The Lehigh Valley Phantoms sent a pair of prospects to the Philadelphia Flyers over the weekend. Defenseman Philippe Myers earned his first NHL recall after a 9-20-29 performance in 48 games for the Phantoms. The 22-year-old has continued his progress in his second pro season after going undrafted. He won a silver medal for Canada at the WJC in 2017 alongside now-fellow Flyer goaltender Carter Hart. Philadelphia also brought forward Justin Bailey, 23, up from the Phantoms after his hot start in a new organization. Philadelphia acquired him from the Buffalo Sabres organization for forward Taylor Leier on January 17th. He had been playing with Rochester. In need of a fresh start with a new organization, he has put up a 5-2-7 line in 10 games for the Phantoms; before going to Lehigh Valley, he had been 9-11-20 in 37 games for the Amerks. Buffalo originally selected him in the second round of the 2013 NHL Entry Draft.

Phantoms rookie forward Connor Bunnaman returned to the line-up and immediately took on a 3-in-3 weekend. After one assist in his return game, his two-goal afternoon helped the Phantoms earned a two-game split against Hartford on a 5-2 win.

Very little has gone right for the Hartford Wolf Pack this season, but they can point to forward Ville Meskanen as a success story so far. Meskanen has gone 10-19-29 in 51 games for the Wolf Pack, who are tied for last place in the Eastern Conference. The 23-year-old with a potent release signed with the parent New York Rangers after last season, his Liiga work and 24-goal campaign with Ilves Tampere attracting their interest. He has heated up lately even as Hartford’s playoff chances have crumbled in recent weeks, and he has 3-7-10 in his past 18 games as he continues to figure out the North American game. The Wolf Pack finally ended a nine-game losing streak (0-7-1-1) this past weekend, pulling out a 2-1 road win at Lehigh Valley.

Strong goaltending continues to power the Manitoba Moose in the Central Division race. They swept the visiting Texas Stars in a two-game Saturday-Sunday set in Winnipeg. In the first game, fourth-year pro Eric Comrie supplied 30 saves for a 3-2 win. The next afternoon, rookie Mikhail Berdin grabbed his first AHL shutout with 34 saves for a 2-0 victory. Though they are last in the division, the Moose are within five points of the Central Division playoff line and part of a five-team cluster chasing fourth place.

A major roster piece for the Tucson Roadrunners is done for the season. Defenseman Kyle Capobianco sustained a season-ending lower-body injury this past Thursday while on recall to the parent Arizona Coyotes, his second NHL game this season. The injury occurred on a hit and subsequent entanglement with Columbus Blue Jackets forward Nick Foligno. The 21-year-old leads Tucson with 32 points (7-25-32) in 40 AHL games and has represented the Roadrunners at the AHL All-Star Classic in each of his first two pro seasons.
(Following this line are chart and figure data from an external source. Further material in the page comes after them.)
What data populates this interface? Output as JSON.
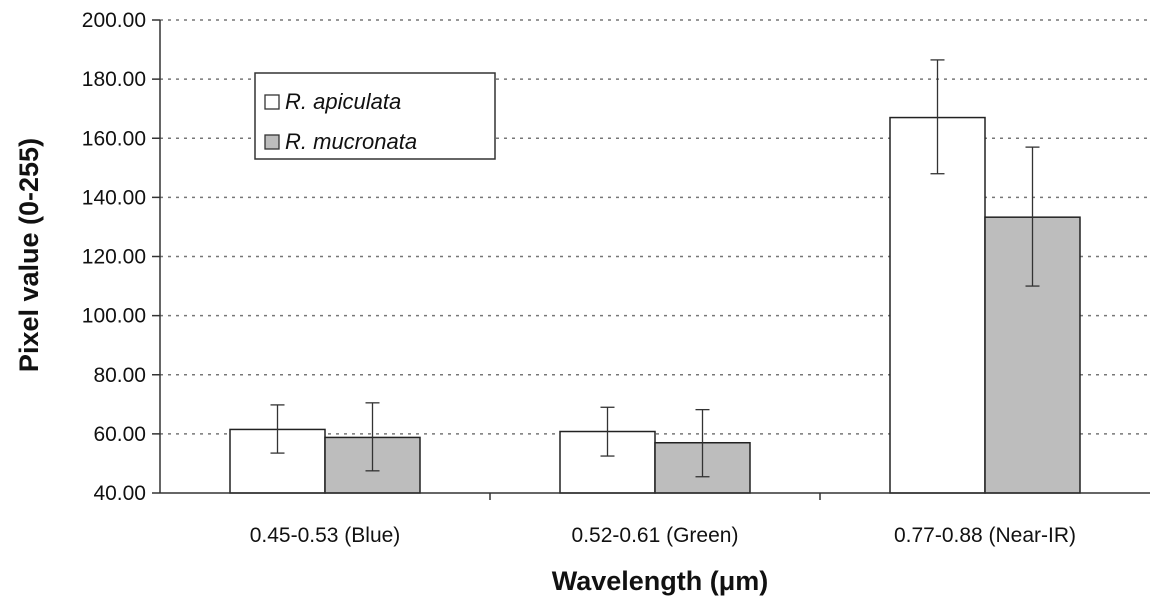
{
  "chart_data": {
    "type": "bar",
    "title": "",
    "xlabel": "Wavelength (μm)",
    "ylabel": "Pixel value (0-255)",
    "ylim": [
      40,
      200
    ],
    "yticks": [
      "40.00",
      "60.00",
      "80.00",
      "100.00",
      "120.00",
      "140.00",
      "160.00",
      "180.00",
      "200.00"
    ],
    "grid": "horizontal dotted",
    "legend_position": "top-left",
    "categories": [
      "0.45-0.53 (Blue)",
      "0.52-0.61 (Green)",
      "0.77-0.88 (Near-IR)"
    ],
    "series": [
      {
        "name": "R. apiculata",
        "color": "#ffffff",
        "values": [
          61.5,
          60.8,
          167.0
        ],
        "error_low": [
          53.5,
          52.5,
          148.0
        ],
        "error_high": [
          69.8,
          69.0,
          186.5
        ]
      },
      {
        "name": "R. mucronata",
        "color": "#bdbdbd",
        "values": [
          58.8,
          57.0,
          133.3
        ],
        "error_low": [
          47.5,
          45.5,
          110.0
        ],
        "error_high": [
          70.5,
          68.2,
          157.0
        ]
      }
    ]
  }
}
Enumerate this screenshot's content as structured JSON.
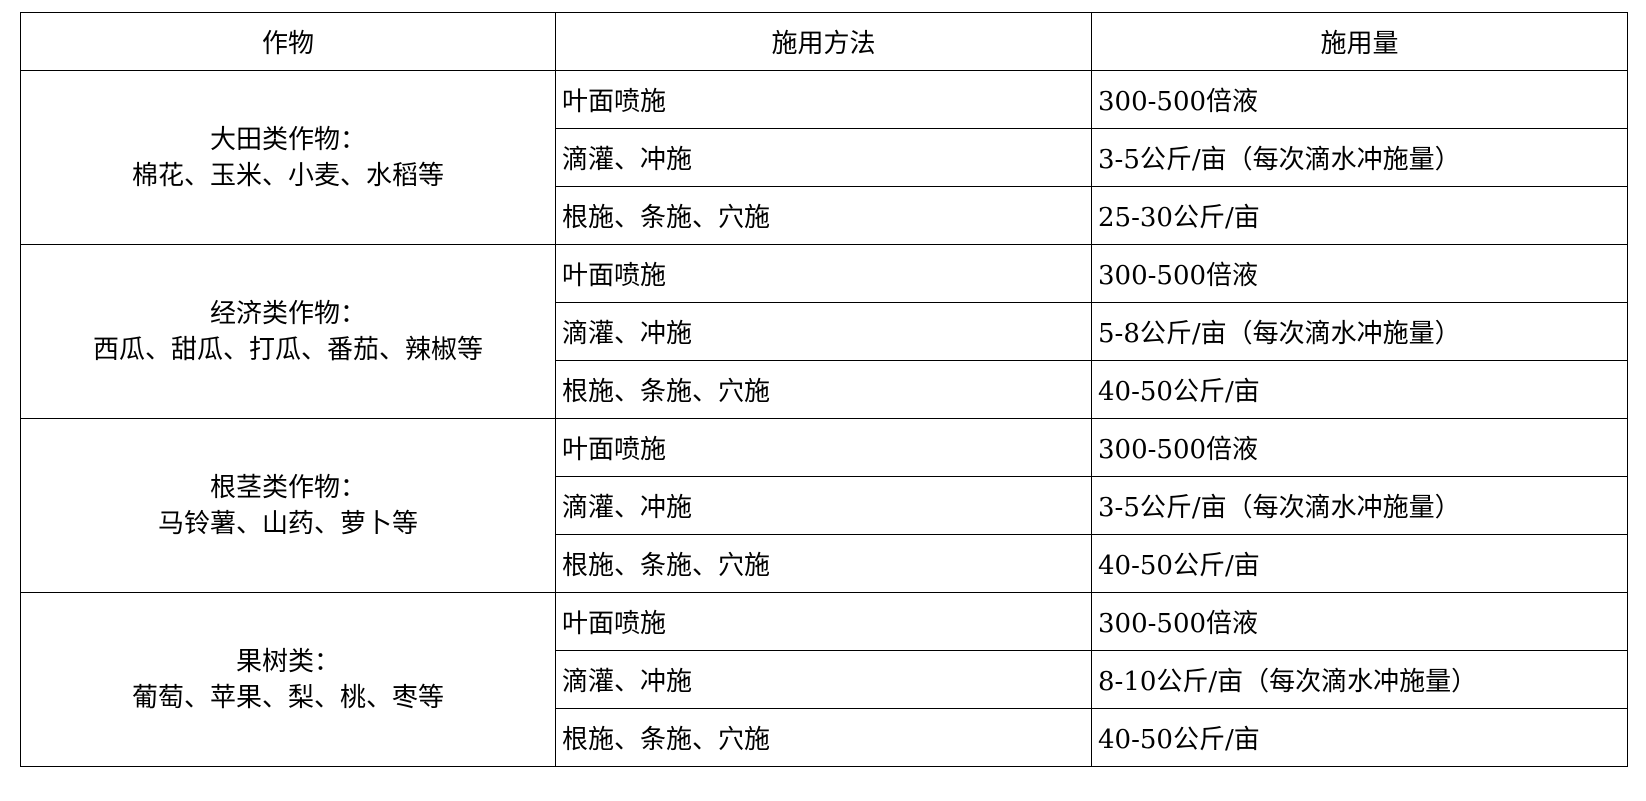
{
  "headers": [
    "作物",
    "施用方法",
    "施用量"
  ],
  "groups": [
    {
      "crop_line1": "大田类作物：",
      "crop_line2": "棉花、玉米、小麦、水稻等",
      "rows": [
        {
          "method": "叶面喷施",
          "amount": "300-500倍液"
        },
        {
          "method": "滴灌、冲施",
          "amount": "3-5公斤/亩（每次滴水冲施量）"
        },
        {
          "method": "根施、条施、穴施",
          "amount": "25-30公斤/亩"
        }
      ]
    },
    {
      "crop_line1": "经济类作物：",
      "crop_line2": "西瓜、甜瓜、打瓜、番茄、辣椒等",
      "rows": [
        {
          "method": "叶面喷施",
          "amount": "300-500倍液"
        },
        {
          "method": "滴灌、冲施",
          "amount": "5-8公斤/亩（每次滴水冲施量）"
        },
        {
          "method": "根施、条施、穴施",
          "amount": "40-50公斤/亩"
        }
      ]
    },
    {
      "crop_line1": "根茎类作物：",
      "crop_line2": "马铃薯、山药、萝卜等",
      "rows": [
        {
          "method": "叶面喷施",
          "amount": "300-500倍液"
        },
        {
          "method": "滴灌、冲施",
          "amount": "3-5公斤/亩（每次滴水冲施量）"
        },
        {
          "method": "根施、条施、穴施",
          "amount": "40-50公斤/亩"
        }
      ]
    },
    {
      "crop_line1": "果树类：",
      "crop_line2": "葡萄、苹果、梨、桃、枣等",
      "rows": [
        {
          "method": "叶面喷施",
          "amount": "300-500倍液"
        },
        {
          "method": "滴灌、冲施",
          "amount": "8-10公斤/亩（每次滴水冲施量）"
        },
        {
          "method": "根施、条施、穴施",
          "amount": "40-50公斤/亩"
        }
      ]
    }
  ]
}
Arizona made him a 2015 third-round pick. With forward Adam Helewka part of a trade to the Nashville Predators organization last week, the Roadrunners are without their one-two leading scorers this season. This is the second consecutive season that a key Arizona prospect has had a season-ending injury. Last year forward Nick Merkley’s season ended in March with a knee injury that kept him out until December.

Cleveland Monsters defenseman Blake Siebenaler is on his way to Wilkes-Barre/Scranton after a trade Monday. The parent Columbus Blue Jackets sent him to the Pittsburgh Penguins for a 2019 conditional pick. Columbus had picked Siebenaler in the third round of the 2014 NHL Draft, but his progress had stalled in his third pro season in Cleveland. The 22-year-old had 1-1-2 in 17 games for the Monsters.